Back during the presidential campaign, when Pres. Bush was seeking reelection, he actually stated that, although he held strong religious beliefs, he would not impose them on Americans, because everyone in America is free to worship and believe as they wish.

During one of the debates, his opponent John Kerry stated that if he were elected, he would be the president of all the people, not just those who fell in line with his concept of morality. Bush must have thought that sounded good, so he later said virtually the same thing.

I had to laugh because, of all the presidents that have been in office during my lifetime, the one who seems to delight most in inflicting his own moral imperatives on the masses is Bush.

Last Friday, he provided yet more proof of this. He stated that if Congress passed legislation that would weaken his ban on federal funding for embryonic stem cell research, he would veto it.

“I worry about a world in which cloning becomes accepted,” Bush said.

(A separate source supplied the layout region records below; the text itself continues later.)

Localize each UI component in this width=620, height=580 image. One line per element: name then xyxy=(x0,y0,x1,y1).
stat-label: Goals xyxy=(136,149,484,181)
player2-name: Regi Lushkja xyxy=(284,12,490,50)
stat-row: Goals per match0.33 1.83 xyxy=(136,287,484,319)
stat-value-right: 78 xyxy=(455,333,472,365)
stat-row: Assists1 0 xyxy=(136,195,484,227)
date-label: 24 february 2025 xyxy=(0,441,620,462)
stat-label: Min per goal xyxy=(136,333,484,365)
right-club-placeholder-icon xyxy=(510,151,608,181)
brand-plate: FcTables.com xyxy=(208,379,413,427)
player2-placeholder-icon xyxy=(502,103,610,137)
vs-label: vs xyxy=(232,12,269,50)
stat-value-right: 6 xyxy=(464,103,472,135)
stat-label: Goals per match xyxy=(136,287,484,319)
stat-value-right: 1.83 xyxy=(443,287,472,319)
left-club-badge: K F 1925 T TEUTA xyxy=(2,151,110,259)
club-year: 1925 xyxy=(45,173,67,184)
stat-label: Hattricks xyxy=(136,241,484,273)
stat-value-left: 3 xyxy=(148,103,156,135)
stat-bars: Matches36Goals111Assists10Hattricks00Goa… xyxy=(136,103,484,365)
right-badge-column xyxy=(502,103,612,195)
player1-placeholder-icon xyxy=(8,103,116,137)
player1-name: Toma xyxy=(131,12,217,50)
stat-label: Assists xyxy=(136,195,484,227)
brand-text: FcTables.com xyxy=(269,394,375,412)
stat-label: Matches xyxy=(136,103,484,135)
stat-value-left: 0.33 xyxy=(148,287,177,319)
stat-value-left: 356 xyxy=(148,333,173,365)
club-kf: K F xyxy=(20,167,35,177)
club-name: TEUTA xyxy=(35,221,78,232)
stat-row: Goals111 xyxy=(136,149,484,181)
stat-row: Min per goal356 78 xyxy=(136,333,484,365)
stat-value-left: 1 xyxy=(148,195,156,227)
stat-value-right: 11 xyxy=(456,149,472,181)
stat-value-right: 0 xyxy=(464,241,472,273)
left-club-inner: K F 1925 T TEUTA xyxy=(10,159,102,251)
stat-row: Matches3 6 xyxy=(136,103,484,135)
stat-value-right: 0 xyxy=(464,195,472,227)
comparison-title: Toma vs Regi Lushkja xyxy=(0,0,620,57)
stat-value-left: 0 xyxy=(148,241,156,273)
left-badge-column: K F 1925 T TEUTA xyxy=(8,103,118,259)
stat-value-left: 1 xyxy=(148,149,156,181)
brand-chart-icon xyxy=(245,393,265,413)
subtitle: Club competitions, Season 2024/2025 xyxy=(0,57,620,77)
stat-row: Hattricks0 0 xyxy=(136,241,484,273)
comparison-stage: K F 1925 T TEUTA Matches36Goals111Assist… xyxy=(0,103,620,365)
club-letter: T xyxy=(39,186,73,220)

Well, I don’t worry about such a world. In fact, I would welcome such a world, as long as the cloning follows well-thought-out universal guidelines. But, as long as Bush is president, those of us who see the advantages in a world where cloning is used to grow organs on demand will just have to look to the future and hope the next president isn’t as intransigent.

But Bush is not only putting a stranglehold on embryonic stem cell research in the United States. He has chastised South Korea for not only allowing such research, but promoting it.

South Korea is one of the nations that has seen the benefit of doing research on stem cells from embryos. The government there has funded the production of cloned human embryos for the purpose of extracting stem cells.

“That represents exactly what we're opposed to,” said White House deputy press secretary Trent Duffy.

Everyone involved with the issue, from the White House to the researchers, agree on one issue. Cloning for reproductive purposes should be banned, at least for now. And so it should.

But cloning for scientific research, which is expected to lead to cures for a wide variety of genetic disorders, is extremely important. In fact, since we have the technology to do it, I would suggest that it might be morally wrong on some levels not to pursue it.

There are those, including Bush, who believe that destroying any human life, even if it saves many other lives, is immoral. They say that life as a human being begins at the moment of conception, even if it is artificial conception.

But there are many other reasonable and moral individuals who do not share in this belief. We believe that an embryo created in a Petri dish is not a human being because it was never meant nor expected to develop into one. The intent is the key.

And so, we’re back to Bush’s personal moral imperative being shoved down the throats of those who disagree with him, not on the basis of good science, but on the basis of his own belief system. And that’s exactly the opposite of what he promised during the campaign.

It’s just one more good reason why, despite the pretence of being highly moral, Bush cannot be trusted.

Unfortunately, he has more than three years left to go in his term, and we’ll just have to muddle through. But Congressional elections are coming up next year.

Because of the mess Bush is making of things, recent polls indicate that if an election were held today, Democrats would win. If the trend continues, maybe enough political moderates will be elected to keep Bush’s reactionary agenda in check.